Paz will invest NIS 40 million to expand its Yellow convenience store chain from 75 to 100 stores by the end of 2004.
Yellow, the country's largest convenience store chain, is responding to the more veteran Dor Alon chain's plans to expand from 60 to 105 stores by mid-2005.
Eight-five percent of Yellow's stores are 60 sq. m. kiosks based on impulse purchases, according to Paz retail and trade director Saguy Cohen. Only 3-5 stores will be 200 sq. m. minimarkets, while the remainder will be 80-100 sq. m., offering additional products like frozen meat, humous and canned foods.

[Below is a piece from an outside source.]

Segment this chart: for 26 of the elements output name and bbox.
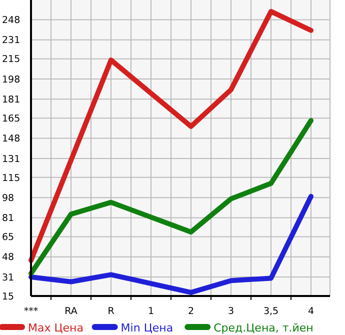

"Yellow convenience stores doubled its sales volume in the first half of 2004, primarily from fast foods, groceries and cigarettes," Cohen said. Cigarette sales account for NIS 3 million per month, or 40 percent of sales volume.
Coffee sales also rose considerably as the chain changed suppliers, Cohen said. Using Lorenza coffee, Yellow cut its preparation time and now sells 100,000 cups a day. Paz is also preparing for the sale of non-prescription drugs at Yellow branches. Drugs will initially be sold only in 25 branches, because stores under 60 sq. m. are restricted from selling non-prescription drugs.
Paz invested greatly in marketing the Yellow brand in April. Between April and May, operations grew by 20 percent, Cohen said, projecting that the trend will continue in June.